Quel métier est plus au service des autres que celui d’avocat, où on parle pour autrui ?
Né à Saint-Etienne, où ses parents tenaient une épicerie, il suit des études chez les Jésuites à Saint-Michel, puis, en 1066, à la faculté de droit qui venait d’ouvrir ses portes. Il avait déjà la ferme intention d’exercer ce métier. « Je ne suis pas devenu avocat par hasard. J’ai fait ce choix très tôt. Je rêvais d’être avocat, de plaider et, naturellement, c’est au pénal que cela se passe. Je crois que cela vient de mon éducation. Les Jésuites m’ont appris à être soucieux des autres. Quel métier est plus au service des autres que celui d’avocat, où on parle pour autrui ?» se disait alors le jeune idéaliste. « La réalité est un peu différente, mais j’ai eu beaucoup de chance.
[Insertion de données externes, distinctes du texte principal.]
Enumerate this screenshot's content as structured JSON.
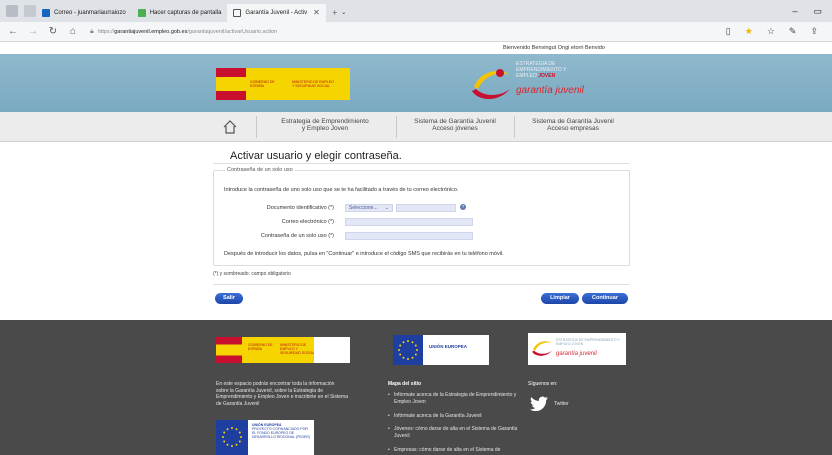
{
  "browser": {
    "tabs": [
      {
        "label": "Correo - juanmariaurraiozo",
        "active": false
      },
      {
        "label": "Hacer capturas de pantalla",
        "active": false
      },
      {
        "label": "Garantía Juvenil - Activ",
        "active": true
      }
    ],
    "url_prefix": "https://",
    "url_host": "garantiajuvenil.empleo.gob.es",
    "url_path": "/garantiajuvenil/activarUsuario.action"
  },
  "userbar": {
    "text": "Bienvenido Benvingut Ongi etorri Benvido"
  },
  "header": {
    "gov_name": "GOBIERNO DE ESPAÑA",
    "ministry": "MINISTERIO DE EMPLEO Y SEGURIDAD SOCIAL",
    "gj_line1": "ESTRATEGIA DE",
    "gj_line2": "EMPRENDIMIENTO Y",
    "gj_line3": "EMPLEO",
    "gj_line3b": "JOVEN",
    "gj_subtitle": "garantía juvenil"
  },
  "nav": {
    "item1_l1": "Estrategia de Emprendimiento",
    "item1_l2": "y Empleo Joven",
    "item2_l1": "Sistema de Garantía Juvenil",
    "item2_l2": "Acceso jóvenes",
    "item3_l1": "Sistema de Garantía Juvenil",
    "item3_l2": "Acceso empresas"
  },
  "page": {
    "title": "Activar usuario y elegir contraseña.",
    "legend": "Contraseña de un solo uso",
    "intro": "Introduce la contraseña de uno solo uso que se te ha facilitado a través de tu correo electrónico.",
    "doc_label": "Documento identificativo (*)",
    "doc_select": "Seleccione...",
    "email_label": "Correo electrónico (*)",
    "otp_label": "Contraseña de un solo uso (*)",
    "after": "Después de introducir los datos, pulsa en \"Continuar\" e introduce el código SMS que recibirás en tu teléfono móvil.",
    "required_note": "(*) y sombreado: campo obligatorio",
    "btn_exit": "Salir",
    "btn_clear": "Limpiar",
    "btn_continue": "Continuar"
  },
  "footer": {
    "gov_name": "GOBIERNO DE ESPAÑA",
    "ministry": "MINISTERIO DE EMPLEO Y SEGURIDAD SOCIAL",
    "eu_name": "UNIÓN EUROPEA",
    "gj_title": "ESTRATEGIA DE EMPRENDIMIENTO Y EMPLEO JOVEN",
    "gj_sub": "garantía juvenil",
    "intro_text": "En este espacio podrás encontrar toda la información sobre la Garantía Juvenil, sobre la Estrategia de Emprendimiento y Empleo Joven e inscribirte en el Sistema de Garantía Juvenil",
    "sitemap_title": "Mapa del sitio",
    "link1": "Infórmate acerca de la Estrategia de Emprendimiento y Empleo Joven",
    "link2": "Infórmate acerca de la Garantía Juvenil",
    "link3": "Jóvenes: cómo darse de alta en el Sistema de Garantía Juvenil",
    "link4": "Empresas: cómo darse de alta en el Sistema de",
    "follow": "Síguenos en:",
    "twitter": "Twitter",
    "eu2_name": "UNIÓN EUROPEA",
    "eu2_text": "PROYECTO COFINANCIADO POR EL FONDO EUROPEO DE DESARROLLO REGIONAL (FEDER)"
  },
  "colors": {
    "header_bg": "#7aaac1",
    "footer_bg": "#4a4a4a",
    "button": "#1c46a8",
    "brand_red": "#d8262e"
  }
}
J’ai débuté très vite, et j’ai fait ce que j’avais envie de faire…», sourit-il.
Il décroche les diplômes nécessaires à Lyon et débute chez Maître Michel Moulard, parmi d’autres jeunes débutants, avec lesquels s’organise une forme de solidarité. « A cette époque, le métier est encore une caste. On trouvait peu d’avocats à Saint-Etienne. L’arrivée soudaine de plusieurs jeunes, issus de la faculté, n’a pas été bien accueillie par les gens qui étaient en place. C’est vrai qu’on a été un peu malmenés », se souvient Maître Buffard.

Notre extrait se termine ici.